Browning Hut to Rocks Hut & Nelson

Yet another easy day back to Rocks Hut - a bit longer than yesterday but with easier climbs. I had the misfortune to met with the worst weather of my trip. The heavy overnight rain had stopped but the cloud was looming around the hut and only got thicker as I ascended.

Return to the junction at Totara Saddle about 45 minutes from the hut. The track then heads north up a narrow ridge to reach point 822m after a kilometre (140m climbed). There is a turn to the NE and gentle climbing to the edge of the first tussock meadow in about 200 metres. The track is marked by cairns in the meadows. These are quite frequent and especially handy when you can see only about 20 metres as I found.

The tussock ends when you enter bush again at point 906m, 1.5 kilometres from point 822m. A sharp descent to a saddle leads to the "steepest" climb of the day - 150m over 400 metres to the highest summit of the day at 1031m. From there to a junction (about half an hour before the hut), the track strolls for a couple of hours over various bumps. It can become very wet after heavy rain or in the rain that I found myself but the water tends to flow along the track rather than forming mud.

The junction is with a track that goes out to a viewpoint near The Rocks (which the ridge and hut are named after). It is also in this area that a couple of awkward streams have to be crossed. Normally the streams here are just ankle deep but after the heavy overnight rains I was faced with overflowing streams. One I had to throw my pack over first and then take a flying leap. Nearing another stream, the track was overtaken with fast boot-deep water before a turbulent junction that had to be avoided by bush-bashing a few metres upstream. Luckily the hut is quite near so you need not fear wet boots that much.

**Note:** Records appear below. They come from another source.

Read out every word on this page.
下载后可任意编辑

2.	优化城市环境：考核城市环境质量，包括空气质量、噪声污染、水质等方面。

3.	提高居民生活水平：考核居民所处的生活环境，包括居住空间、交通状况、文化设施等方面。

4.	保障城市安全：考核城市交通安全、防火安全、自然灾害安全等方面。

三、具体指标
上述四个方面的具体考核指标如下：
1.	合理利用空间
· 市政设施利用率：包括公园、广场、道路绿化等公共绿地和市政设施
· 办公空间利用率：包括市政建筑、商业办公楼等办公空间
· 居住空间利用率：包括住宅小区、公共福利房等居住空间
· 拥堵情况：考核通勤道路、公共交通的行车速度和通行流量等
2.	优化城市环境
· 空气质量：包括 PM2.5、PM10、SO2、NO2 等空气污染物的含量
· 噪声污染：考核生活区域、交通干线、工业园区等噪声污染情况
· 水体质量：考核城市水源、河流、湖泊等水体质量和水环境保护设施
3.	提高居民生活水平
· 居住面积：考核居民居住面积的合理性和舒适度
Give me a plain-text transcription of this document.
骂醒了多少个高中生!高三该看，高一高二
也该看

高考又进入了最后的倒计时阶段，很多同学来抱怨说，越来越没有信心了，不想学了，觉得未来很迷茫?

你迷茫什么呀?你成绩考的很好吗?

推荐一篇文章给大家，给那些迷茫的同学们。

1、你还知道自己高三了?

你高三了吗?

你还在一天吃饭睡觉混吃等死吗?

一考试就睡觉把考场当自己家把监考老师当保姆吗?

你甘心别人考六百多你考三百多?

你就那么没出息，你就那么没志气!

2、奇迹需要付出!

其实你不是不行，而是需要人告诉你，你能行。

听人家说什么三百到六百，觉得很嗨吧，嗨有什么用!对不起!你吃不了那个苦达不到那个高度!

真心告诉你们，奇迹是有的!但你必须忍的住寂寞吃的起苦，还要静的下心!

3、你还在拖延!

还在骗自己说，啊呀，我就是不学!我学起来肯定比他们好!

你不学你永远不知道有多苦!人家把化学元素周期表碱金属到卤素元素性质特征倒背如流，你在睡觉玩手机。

The return to Nelson can be by the same route as the approach but there are a couple of alternatives.

The first alternative branches off at Dun Saddle where a track heads north above the valley of the Maitai River. It only takes a couple of hours to get down to the Maitai Dam (3 hours from the hut) so it is the closest road end but you will need to arrange a lift into Nelson from the dam. If you do have transport at the dam then there is a longer, more interesting route over Dun Mountain that takes 5-6 hours. The first 15 minutes are spent on a steepish climb of 100m but the gradient is easier afterwards as the track climbs the ridgeline to Dun Mountain Hut (really a shelter). The summit of Dun Mountain is about 10 minutes further from the hut up a moderate slope. There are great views to the east along Pelorus River with Pelorus Sound pointing the way to the open sea. Northwards there is the sweeping expanse of Tasman Bay with a glimpse of Nelson along the shoreline. To the west are the rolling hills dropping to the plains behind Nelson. The highlight is the view to the south where the massive Richmond Range shows its serrated tops to the best advantage. Continue north-east along the poled route. This drops down to a saddle and then enters bush for a climb up to Little Twin (1143m). The track then descends to a broad saddle containing the Dew Lakes (small mountain tarns). About 100 metres before the lakes a path branches off down a ridge to arrive at Maitai Dam in 2 hours.

The second alternative leaves from Third House Shelter and adds about an hour to the day. Rather than continuing along the walkway, take a thinner but clear track descending west from the shelter through good bush. A ridge is followed over a couple of bumps, up to a high point of 873m and then 500 metres further to a junction with the Barnicoat Walkway. Turn north over Jenkins Hill (775m) and along a ridge with scrubby slopes to the left and greener bush to your right. The walkway emerges on Brook Street just above the motor camp.